We know that good communication is really important if we are to establish good relationships with patients; providing the right information and including them and their family in decisions about their care is a crucial part of that.

You are of course entitled to provide feedback about the services you receive and we positively encourage members of the public to do that as it enables us to reflect on our practice, to learn and improve.

I’m disappointed to read of your experiences with your GP Practice which initially appears to hinge around poor communication leading to your present disillusionment; I wonder, is there a chance of reconciliation? You do say that until recently you’ve received an excellent service, so I’d hope we could find a way to re-establish the positive relationship you had with the Practice beforehand.

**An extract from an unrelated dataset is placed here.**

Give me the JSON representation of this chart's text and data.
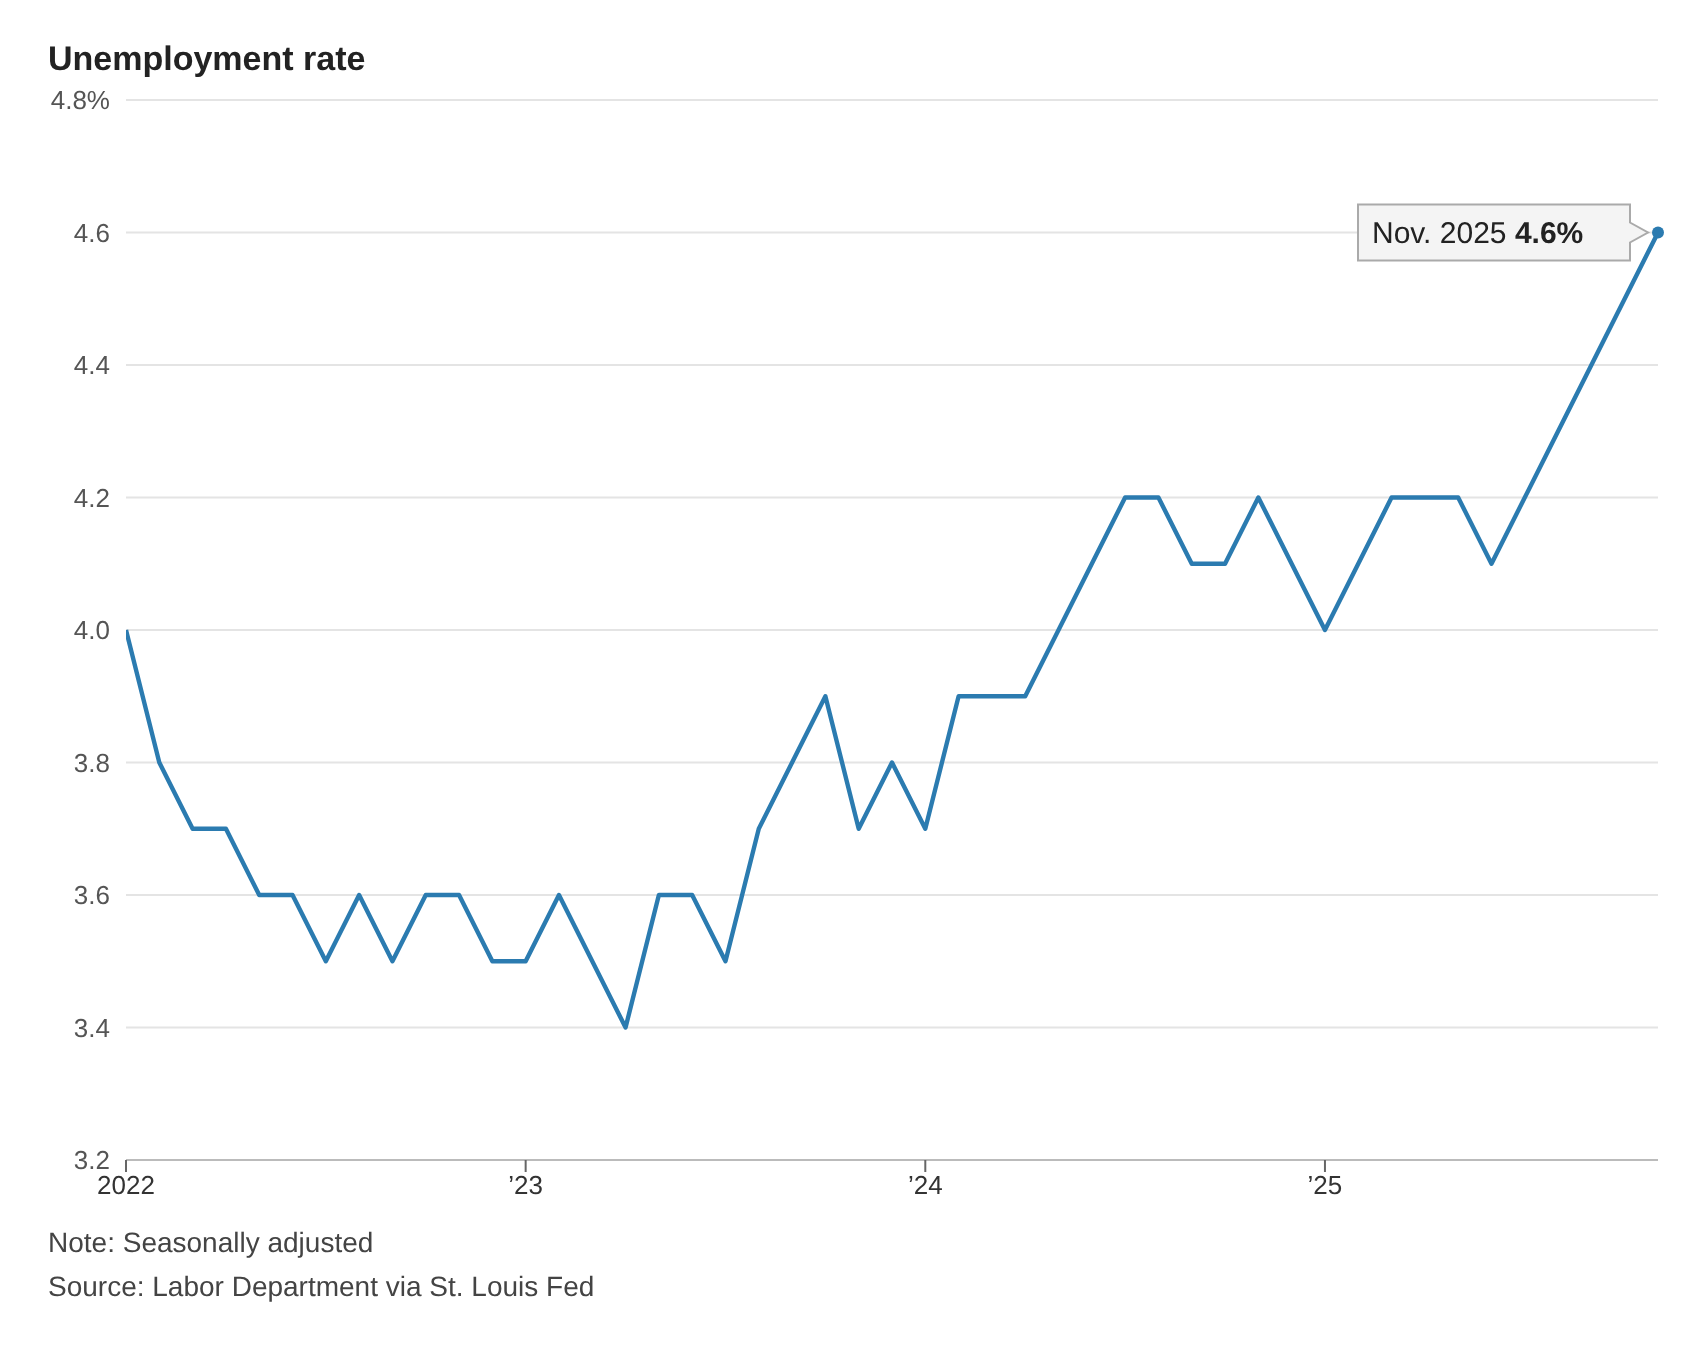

If you’d like to contact the Patient Affairs Department on Tel No: 01698 858321 we’d be happy to discuss your circumstances and the options available to you, or, you could contact the Patient Advice and Support Service which is an independent service providing free, accessible and confidential information, advice and support to patients, their carers and families about NHS healthcare.

If you want to give feedback or comments, or raise concerns or complaints about your NHS treatment, the Patient Advice and Support Service can:

Help you to understand your rights and responsibilities as a patient

Support you if you are going to a meeting

Help you write letters and make phone calls

Help you access your medical and clinical records

Help you find health services and social care

Help you access the treatment, care and support you need

You can access this service from any Citizens Advice Bureau in Scotland. Your CAB adviser will refer you to a Patient Adviser if it is appropriate, who can provide specialist help or support regarding the NHS in Scotland. Citizens Advice Lanarkshire can be contacted on 01555 664301.

I wish you well with whatever course of action you decide to take.